Люди боялись друг друга. Разговаривали шепотом, с оглядкой. О делах на фронте – единственном, что волновало всех, – боялись заикнуться.
Когда я спускалась со своими ведрами по нашему переулку на Клочковскую, уже издали видела огромную черную очередь за водой. Черной она казалась на белом снегу.
Уже в наше, мирное время в Москве, по телевизору я часто вижу репортажи о рыболовах. Все они сидят нелепо близко друг к другу. И у каждого своя личная лунка. А в 1942 году у нас, в Харькове, была одна на сотни людей. Я забываю, что рассуждаю так уже в то время, когда все здоровы, сыты и даже в метре друг от друга ставят рекорды по ловле рыбы! Как все это – и зима, и рекорды, и прорубь, и люди – не похоже на ту зиму, страшную, голодную зиму сорок второго! Люди еле-еле двигались, экономили силы... А лед в Лопани был такой толстый, зловещий. Его не пробьешь...

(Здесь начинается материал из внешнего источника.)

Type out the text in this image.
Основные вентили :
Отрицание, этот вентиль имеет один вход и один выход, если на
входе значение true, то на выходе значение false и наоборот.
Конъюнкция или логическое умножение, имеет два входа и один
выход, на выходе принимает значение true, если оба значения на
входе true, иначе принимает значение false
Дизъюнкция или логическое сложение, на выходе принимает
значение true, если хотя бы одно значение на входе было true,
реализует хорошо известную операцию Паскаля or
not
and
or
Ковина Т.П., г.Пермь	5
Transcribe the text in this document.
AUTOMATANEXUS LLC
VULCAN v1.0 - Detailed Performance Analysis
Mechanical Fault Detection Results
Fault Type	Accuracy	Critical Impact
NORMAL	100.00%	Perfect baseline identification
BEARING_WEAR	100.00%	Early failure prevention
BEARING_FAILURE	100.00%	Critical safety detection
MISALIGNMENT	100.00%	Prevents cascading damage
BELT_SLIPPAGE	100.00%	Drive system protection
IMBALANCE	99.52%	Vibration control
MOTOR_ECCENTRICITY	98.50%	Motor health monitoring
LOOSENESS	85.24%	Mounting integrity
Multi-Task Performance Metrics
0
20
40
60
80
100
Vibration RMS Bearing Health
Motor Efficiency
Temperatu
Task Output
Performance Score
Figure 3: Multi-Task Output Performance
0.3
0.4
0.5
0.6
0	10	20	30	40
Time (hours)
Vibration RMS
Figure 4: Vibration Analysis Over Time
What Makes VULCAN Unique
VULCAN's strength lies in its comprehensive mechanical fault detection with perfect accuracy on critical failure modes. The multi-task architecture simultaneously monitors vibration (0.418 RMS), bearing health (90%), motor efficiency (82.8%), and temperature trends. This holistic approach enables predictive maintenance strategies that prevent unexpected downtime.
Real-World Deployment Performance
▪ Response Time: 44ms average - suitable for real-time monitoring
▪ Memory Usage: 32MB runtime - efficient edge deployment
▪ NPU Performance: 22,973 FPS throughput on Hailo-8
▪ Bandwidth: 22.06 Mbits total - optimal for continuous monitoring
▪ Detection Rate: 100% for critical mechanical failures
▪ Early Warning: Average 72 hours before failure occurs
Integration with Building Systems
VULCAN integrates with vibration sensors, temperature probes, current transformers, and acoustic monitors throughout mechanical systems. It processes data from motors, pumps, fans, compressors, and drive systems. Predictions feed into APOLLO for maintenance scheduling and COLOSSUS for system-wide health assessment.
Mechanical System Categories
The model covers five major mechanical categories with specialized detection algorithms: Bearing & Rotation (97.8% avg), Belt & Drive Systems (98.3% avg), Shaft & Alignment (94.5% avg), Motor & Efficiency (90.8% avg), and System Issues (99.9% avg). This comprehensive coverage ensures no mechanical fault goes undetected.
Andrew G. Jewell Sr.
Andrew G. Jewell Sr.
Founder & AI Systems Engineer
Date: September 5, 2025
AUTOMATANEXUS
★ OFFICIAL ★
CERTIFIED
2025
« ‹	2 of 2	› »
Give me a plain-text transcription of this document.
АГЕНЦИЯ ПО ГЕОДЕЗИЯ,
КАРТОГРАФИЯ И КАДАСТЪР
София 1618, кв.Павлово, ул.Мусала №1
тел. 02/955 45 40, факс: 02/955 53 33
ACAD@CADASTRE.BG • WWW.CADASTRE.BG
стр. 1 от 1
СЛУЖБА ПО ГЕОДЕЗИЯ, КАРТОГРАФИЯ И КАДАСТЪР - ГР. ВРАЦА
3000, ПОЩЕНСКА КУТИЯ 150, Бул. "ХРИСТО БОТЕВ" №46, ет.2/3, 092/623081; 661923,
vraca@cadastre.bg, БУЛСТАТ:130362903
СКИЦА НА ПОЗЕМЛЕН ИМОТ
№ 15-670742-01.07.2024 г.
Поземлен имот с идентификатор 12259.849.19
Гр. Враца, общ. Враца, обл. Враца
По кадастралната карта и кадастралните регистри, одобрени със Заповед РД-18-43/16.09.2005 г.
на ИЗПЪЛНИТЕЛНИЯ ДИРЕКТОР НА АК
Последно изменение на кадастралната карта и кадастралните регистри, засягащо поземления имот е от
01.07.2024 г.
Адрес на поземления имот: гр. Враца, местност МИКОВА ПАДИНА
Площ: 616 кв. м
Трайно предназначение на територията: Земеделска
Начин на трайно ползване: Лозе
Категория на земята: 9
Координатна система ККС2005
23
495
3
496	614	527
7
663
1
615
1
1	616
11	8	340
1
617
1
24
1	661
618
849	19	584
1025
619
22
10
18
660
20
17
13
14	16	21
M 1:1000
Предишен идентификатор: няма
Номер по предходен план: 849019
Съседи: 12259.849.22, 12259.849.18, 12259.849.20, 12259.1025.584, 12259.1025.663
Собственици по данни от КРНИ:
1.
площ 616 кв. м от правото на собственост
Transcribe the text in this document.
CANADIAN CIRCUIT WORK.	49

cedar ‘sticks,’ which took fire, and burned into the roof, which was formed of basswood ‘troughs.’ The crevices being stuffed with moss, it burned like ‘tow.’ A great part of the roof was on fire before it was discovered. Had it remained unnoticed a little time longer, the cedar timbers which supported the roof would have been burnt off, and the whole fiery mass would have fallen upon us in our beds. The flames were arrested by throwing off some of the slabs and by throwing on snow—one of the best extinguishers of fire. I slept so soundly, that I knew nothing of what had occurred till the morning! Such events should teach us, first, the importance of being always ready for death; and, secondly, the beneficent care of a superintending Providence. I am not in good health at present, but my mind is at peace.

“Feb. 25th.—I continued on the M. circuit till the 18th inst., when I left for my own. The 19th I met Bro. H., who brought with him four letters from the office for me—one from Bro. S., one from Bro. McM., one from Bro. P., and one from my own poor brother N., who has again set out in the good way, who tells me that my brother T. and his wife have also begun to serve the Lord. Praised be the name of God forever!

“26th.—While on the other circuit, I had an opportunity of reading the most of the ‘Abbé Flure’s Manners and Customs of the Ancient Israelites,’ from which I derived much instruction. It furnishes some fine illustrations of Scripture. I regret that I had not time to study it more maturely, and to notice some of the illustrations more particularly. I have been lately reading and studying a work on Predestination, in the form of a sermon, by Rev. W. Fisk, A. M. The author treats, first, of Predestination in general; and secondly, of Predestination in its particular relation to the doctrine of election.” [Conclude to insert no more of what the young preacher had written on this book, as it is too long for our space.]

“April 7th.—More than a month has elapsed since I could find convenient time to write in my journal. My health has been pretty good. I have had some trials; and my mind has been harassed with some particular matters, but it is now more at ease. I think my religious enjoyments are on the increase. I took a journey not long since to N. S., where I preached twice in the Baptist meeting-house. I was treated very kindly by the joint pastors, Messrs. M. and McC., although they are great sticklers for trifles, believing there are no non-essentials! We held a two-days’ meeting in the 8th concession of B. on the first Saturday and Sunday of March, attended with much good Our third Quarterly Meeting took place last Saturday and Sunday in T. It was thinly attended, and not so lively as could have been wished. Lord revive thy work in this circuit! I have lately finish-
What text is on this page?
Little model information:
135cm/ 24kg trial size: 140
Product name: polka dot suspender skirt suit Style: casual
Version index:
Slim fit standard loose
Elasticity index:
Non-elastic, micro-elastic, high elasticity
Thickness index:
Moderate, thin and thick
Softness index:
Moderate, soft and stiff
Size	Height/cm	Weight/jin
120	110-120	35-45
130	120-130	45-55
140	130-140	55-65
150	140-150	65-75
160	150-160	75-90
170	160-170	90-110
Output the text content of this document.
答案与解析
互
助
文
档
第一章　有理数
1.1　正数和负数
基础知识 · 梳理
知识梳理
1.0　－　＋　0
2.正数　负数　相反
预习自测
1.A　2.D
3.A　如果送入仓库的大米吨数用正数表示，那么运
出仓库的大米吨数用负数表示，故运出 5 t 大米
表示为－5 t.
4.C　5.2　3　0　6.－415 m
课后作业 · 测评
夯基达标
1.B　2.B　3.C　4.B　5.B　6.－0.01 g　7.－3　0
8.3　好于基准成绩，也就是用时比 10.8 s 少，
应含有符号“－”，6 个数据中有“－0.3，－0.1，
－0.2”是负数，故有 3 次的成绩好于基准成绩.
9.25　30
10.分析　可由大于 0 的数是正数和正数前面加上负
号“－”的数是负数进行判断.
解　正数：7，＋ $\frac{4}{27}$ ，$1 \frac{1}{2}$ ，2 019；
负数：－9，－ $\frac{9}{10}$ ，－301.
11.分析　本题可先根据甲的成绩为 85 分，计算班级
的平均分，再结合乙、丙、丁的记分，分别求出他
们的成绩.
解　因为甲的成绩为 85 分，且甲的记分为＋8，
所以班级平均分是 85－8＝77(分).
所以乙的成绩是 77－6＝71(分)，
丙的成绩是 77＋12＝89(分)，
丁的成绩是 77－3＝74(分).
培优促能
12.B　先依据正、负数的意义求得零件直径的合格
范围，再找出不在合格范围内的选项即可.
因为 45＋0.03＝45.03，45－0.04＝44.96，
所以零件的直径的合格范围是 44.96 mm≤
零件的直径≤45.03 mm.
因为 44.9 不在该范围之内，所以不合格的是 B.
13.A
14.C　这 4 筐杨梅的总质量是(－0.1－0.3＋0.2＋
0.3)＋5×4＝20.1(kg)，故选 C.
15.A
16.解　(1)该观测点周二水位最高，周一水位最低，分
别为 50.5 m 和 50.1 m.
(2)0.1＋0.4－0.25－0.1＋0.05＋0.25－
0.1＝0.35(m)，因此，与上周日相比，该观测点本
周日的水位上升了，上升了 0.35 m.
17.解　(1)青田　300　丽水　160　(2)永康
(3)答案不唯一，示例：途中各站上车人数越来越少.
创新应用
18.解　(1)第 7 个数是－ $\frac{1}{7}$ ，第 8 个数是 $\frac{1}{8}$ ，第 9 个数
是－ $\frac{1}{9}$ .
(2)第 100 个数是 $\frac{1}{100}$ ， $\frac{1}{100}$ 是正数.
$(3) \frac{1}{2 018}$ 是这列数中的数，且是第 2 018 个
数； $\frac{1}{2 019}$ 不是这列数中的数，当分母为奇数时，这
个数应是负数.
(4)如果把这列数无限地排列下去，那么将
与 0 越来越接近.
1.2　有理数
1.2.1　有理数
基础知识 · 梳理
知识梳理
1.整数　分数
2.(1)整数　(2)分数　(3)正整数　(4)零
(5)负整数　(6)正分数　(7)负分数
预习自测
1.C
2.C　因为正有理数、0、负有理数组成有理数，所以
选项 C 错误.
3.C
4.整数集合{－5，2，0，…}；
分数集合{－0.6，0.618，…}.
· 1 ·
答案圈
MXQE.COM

Стою в очереди, закутанная с ног до головы. Торчит один нос. Руки и ноги замерзают, едва только выходишь из дома... А еще идти до проруби. А еще стоять...
А люди в очереди серые, мрачные. И ни одного слова. Прямо гробовое молчание. И дети сурово смотрят. И тоже молчат...
И так хочется с кем-нибудь поговорить! Чтобы не хотелось есть, чтобы не хотелось спать...
У каждого палка или кочерга, чтобы отталкивать трупы. Немцы зимой трупы сбрасывали в Лопань. Течением их доносило сюда. Иногда они застревали около проруби. Воду обязательно кипятили. И попробуй забудь эту кочергу! Никто не даст. Все набрасывались на такого несчастного, как будто он – причина всех бед.
Сначала я всегда набирала два полных ведра. Так хотелось порадовать маму! Сделаю десять шагов и понимаю – не смогу, не донесу. Начинаю потихоньку отливать. Иду – отолью. Еще иду – еще отолью. Несу окоченевшими руками проклятые ведра, считаю шаги: «Папа на фронте, ему трудно... всем трудно... маме трудно... Я донесу, я должна донести! Немного, но донесу».
МЕНКА
Мама разложила на кровати папин габардиновый серый макинтош и свое темно-синее шевиотовое зимнее пальто с большим котиковым воротником.
Вот мама! Я думала, что она все уже продала. Сама ходит мерзнет, а пальто лежит. Ей всего жалко... Всегда она так.
– Вот, Валя, купили перед самой войной... Марк говорил: «Зимой будешь ходить в самом модном».
Папа всегда заставлял нас примерять обновки. Он так любовался нами, особенно мною, своей дочуркой. В тот жаркий день даже в нашей подвальной комнатке было душно. Но мама «подчинилась» и надела новое зимнее пальто.
– Во, Лялюша! Тебе твой любимый муж, Марк Гаврилович, сделав подарок от чистага серца. Будишь ходить, як пава. Правда, ты етага не стоишь, ну ладно, хай вже так будить...
И чтобы у мамы не упало настроение, он тут же сам надел свой макинтош и фетровую шляпу.
– Лель, глянь! Я як профессор... ну, пока не заговорю... – Папе очень нравились интеллигентные профессии: инженер, доктор, профессор. – А? Я такога ще зроду не носив... Бувало, у диревни батька лапти сплететь, а мать новые штаны пошиить, да новые онучи... Та што там! Иду и света божжага не вижу! А щас в меня вже «макинтошш». Э-э-эх! Лялюша! – И сделав вдруг высокий прыжок, изогнувшись, приземлился легко на полусогнутые ноги, положил маме голову на грудь и пошел по комнате турами танго «Я возвращаю вам портрет»...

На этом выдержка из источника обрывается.